Dragonbridge also spread narratives criticising the US for supplying Ukraine with military equipment, as well as claiming that the US government was behind the monkeypox outbreak and protests in China against Covid-19 lockdown measures.

Google says some Dragonbridge content accused the US government of being responsible for protests in China against zero-Covid measures. Photo: AP Photo

Still, Google said most of the Dragonbridge content that it disrupted never reached a real audience. Among the 53,177 channels that YouTube disabled in 2022, 58 per cent had no subscribers. Around 42 per cent of the videos had zero views and 83 per cent had fewer than 100 views.

Blog engagement for Dragonbridge was also low, with nearly 95 per cent of its content on Blogger that were disabled in December receiving 10 or fewer views, Google said. In rare instances when such content attracted comments, they were mostly from other Dragonbridge accounts.

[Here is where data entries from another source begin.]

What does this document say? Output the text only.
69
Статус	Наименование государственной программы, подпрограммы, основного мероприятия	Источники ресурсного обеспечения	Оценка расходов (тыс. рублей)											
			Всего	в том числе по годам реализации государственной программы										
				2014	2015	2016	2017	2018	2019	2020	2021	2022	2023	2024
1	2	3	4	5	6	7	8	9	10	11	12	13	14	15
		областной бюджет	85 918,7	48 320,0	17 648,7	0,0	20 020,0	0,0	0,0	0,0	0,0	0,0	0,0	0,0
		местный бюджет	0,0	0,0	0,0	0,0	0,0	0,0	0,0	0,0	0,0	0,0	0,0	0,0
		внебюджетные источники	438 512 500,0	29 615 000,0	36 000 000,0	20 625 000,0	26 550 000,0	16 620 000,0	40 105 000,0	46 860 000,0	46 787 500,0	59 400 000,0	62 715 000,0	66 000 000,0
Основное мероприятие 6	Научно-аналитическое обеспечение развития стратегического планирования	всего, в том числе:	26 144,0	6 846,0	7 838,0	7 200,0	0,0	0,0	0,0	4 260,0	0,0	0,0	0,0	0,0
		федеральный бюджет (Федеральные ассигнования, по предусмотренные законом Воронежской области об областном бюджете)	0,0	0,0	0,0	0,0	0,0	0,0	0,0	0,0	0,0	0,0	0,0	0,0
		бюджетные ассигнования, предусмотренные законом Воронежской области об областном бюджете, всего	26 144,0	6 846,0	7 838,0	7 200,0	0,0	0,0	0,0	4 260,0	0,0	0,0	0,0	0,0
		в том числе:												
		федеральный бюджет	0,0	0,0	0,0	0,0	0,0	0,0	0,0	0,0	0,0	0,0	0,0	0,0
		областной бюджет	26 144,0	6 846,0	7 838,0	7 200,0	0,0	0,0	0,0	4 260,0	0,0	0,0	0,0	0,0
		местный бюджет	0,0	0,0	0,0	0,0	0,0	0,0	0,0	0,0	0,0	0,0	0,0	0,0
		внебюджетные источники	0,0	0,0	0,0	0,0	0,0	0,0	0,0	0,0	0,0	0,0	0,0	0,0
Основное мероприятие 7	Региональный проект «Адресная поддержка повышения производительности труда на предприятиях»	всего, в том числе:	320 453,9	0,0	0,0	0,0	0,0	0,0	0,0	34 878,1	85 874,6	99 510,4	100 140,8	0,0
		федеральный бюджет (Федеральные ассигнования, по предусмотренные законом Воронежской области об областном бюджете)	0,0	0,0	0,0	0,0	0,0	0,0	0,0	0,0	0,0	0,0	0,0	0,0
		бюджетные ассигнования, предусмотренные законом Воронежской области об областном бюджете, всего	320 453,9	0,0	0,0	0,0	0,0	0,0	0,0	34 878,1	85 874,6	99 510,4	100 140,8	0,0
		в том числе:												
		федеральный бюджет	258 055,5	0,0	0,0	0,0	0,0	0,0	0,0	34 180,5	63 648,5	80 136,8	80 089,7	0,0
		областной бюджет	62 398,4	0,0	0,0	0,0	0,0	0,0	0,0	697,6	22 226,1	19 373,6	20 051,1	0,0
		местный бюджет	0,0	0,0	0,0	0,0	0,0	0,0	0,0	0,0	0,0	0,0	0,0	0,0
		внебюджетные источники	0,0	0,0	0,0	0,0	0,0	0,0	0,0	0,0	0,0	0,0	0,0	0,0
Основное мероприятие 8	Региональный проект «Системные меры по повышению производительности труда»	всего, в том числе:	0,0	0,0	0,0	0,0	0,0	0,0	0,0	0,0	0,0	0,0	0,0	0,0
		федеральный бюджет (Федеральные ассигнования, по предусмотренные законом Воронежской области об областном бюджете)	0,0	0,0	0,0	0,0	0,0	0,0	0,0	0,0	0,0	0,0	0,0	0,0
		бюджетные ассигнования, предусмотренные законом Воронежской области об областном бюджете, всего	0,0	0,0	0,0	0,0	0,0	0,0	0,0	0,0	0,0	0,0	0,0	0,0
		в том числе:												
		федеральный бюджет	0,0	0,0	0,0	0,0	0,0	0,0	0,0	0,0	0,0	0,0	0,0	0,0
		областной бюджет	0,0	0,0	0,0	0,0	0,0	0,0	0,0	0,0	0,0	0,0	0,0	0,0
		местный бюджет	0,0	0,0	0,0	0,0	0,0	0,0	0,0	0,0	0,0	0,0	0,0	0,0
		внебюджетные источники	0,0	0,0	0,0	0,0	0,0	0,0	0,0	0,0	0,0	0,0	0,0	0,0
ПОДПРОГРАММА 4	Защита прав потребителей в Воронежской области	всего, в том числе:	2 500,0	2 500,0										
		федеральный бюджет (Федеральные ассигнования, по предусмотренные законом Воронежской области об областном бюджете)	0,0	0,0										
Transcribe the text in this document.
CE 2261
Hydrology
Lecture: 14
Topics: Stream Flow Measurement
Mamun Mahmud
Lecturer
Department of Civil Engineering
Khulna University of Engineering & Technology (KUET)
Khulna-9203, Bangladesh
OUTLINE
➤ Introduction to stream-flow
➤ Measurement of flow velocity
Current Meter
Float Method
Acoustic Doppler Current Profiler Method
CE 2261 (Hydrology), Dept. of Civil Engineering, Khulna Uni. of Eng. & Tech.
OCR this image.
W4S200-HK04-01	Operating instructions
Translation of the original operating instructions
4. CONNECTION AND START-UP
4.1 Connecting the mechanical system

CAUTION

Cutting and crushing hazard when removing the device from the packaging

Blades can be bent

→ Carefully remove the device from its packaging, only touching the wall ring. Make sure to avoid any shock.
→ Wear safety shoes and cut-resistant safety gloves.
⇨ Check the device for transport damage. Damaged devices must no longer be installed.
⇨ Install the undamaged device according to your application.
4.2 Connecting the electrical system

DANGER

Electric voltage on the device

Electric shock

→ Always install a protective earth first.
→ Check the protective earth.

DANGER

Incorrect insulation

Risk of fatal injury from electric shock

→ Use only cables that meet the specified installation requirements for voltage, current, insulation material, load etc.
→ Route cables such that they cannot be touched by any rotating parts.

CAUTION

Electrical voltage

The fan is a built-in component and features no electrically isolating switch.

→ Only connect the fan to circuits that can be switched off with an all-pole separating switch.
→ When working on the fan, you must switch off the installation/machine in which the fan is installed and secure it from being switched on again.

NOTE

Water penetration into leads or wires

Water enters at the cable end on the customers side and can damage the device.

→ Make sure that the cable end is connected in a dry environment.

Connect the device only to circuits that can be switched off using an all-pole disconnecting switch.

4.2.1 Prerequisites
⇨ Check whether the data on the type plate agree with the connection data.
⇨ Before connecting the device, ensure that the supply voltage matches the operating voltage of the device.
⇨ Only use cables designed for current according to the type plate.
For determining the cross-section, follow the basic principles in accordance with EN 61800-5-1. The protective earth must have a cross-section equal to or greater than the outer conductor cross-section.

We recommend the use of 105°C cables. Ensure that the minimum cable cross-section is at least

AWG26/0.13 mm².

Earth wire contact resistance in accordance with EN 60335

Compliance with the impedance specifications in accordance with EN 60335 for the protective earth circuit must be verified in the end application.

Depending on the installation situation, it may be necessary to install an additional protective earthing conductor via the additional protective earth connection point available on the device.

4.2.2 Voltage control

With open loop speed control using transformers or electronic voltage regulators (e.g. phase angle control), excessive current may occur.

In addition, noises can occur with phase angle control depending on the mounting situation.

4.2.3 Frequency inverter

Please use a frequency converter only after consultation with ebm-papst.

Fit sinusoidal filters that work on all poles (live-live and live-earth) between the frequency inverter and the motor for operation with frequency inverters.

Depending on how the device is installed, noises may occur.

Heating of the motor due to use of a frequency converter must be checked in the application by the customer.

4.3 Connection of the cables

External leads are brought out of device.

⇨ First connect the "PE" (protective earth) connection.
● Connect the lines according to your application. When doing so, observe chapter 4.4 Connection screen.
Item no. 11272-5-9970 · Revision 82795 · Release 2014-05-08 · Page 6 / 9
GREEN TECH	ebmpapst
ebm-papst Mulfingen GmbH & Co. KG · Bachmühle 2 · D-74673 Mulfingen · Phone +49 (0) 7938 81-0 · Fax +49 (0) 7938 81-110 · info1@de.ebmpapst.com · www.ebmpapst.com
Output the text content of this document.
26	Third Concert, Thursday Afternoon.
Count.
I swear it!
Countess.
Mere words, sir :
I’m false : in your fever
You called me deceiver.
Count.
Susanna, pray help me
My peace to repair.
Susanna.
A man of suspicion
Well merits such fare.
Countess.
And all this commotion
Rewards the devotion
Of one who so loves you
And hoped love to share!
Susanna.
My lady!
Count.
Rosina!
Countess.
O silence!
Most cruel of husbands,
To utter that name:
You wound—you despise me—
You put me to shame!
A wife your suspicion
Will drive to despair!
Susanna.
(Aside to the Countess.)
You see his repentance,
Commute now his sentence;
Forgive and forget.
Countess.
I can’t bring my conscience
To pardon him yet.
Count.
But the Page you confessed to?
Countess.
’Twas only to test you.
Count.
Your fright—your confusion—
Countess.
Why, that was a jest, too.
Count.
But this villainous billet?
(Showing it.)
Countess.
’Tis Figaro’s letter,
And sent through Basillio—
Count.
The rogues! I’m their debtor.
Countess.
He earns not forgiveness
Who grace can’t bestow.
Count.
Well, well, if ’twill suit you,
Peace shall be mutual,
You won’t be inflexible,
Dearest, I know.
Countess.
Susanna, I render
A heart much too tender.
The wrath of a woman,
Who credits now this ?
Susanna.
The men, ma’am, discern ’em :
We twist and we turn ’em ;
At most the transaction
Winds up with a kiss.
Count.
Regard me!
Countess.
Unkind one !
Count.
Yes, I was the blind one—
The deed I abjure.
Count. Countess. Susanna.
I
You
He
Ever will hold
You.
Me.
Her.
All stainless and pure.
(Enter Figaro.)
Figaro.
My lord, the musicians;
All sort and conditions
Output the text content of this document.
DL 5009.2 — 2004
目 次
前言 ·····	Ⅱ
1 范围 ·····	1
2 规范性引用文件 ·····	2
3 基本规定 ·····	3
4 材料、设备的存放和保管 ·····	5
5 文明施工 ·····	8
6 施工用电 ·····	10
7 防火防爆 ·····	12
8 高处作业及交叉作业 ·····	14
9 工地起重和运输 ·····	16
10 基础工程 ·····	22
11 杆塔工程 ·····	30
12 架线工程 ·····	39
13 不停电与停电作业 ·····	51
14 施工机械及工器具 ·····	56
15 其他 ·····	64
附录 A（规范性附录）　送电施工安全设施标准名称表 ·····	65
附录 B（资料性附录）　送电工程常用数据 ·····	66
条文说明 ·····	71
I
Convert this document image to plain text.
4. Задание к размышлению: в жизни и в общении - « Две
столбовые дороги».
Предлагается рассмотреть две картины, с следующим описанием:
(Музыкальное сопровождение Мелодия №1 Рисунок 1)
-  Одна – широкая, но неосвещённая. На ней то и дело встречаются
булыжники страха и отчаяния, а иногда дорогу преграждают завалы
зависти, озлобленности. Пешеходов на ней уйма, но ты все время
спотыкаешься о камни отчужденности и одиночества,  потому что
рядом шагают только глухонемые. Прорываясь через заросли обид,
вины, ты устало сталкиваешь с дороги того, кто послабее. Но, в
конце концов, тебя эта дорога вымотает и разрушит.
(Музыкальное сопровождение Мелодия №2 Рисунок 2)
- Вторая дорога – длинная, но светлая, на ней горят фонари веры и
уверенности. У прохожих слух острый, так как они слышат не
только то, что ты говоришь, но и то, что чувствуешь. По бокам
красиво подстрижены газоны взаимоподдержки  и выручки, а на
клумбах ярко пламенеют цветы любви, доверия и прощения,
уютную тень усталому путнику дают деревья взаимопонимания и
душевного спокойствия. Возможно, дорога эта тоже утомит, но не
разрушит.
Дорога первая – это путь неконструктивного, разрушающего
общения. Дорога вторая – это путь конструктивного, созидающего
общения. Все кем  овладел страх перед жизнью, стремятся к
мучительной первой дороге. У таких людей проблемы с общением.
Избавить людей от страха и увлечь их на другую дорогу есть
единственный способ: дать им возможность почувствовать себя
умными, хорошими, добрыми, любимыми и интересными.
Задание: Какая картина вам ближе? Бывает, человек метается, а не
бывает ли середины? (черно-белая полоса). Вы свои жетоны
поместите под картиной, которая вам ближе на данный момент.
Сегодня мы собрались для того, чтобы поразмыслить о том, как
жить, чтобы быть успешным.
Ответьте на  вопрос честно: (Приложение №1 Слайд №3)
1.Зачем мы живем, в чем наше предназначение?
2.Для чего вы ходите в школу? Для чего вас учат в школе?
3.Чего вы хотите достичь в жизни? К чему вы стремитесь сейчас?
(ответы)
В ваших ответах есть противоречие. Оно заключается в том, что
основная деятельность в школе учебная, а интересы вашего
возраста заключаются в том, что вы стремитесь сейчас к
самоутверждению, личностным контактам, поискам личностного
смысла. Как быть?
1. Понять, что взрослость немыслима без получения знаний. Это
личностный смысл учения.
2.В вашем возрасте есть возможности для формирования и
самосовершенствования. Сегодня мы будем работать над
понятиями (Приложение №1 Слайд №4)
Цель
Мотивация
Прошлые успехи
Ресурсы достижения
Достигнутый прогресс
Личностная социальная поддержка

Despite Dragonbridge’s failure to attract major viewership, the group has persistently tried new tactics, formats and content since the Threat Analysis Group and Google-owned cybersecurity firm Mandiant started tracking it closely in 2019, researchers said.

These tactics include using humans instead of robots to narrate content, having a real person discuss events on-camera in a talk-show format, and mixing political messages with high-quality lifestyle content such as beauty advice and cooking tips.

“As they evolve over time, Dragonbridge’s coordinated inauthentic activities may eventually attract the attention of real users,” the blog post said.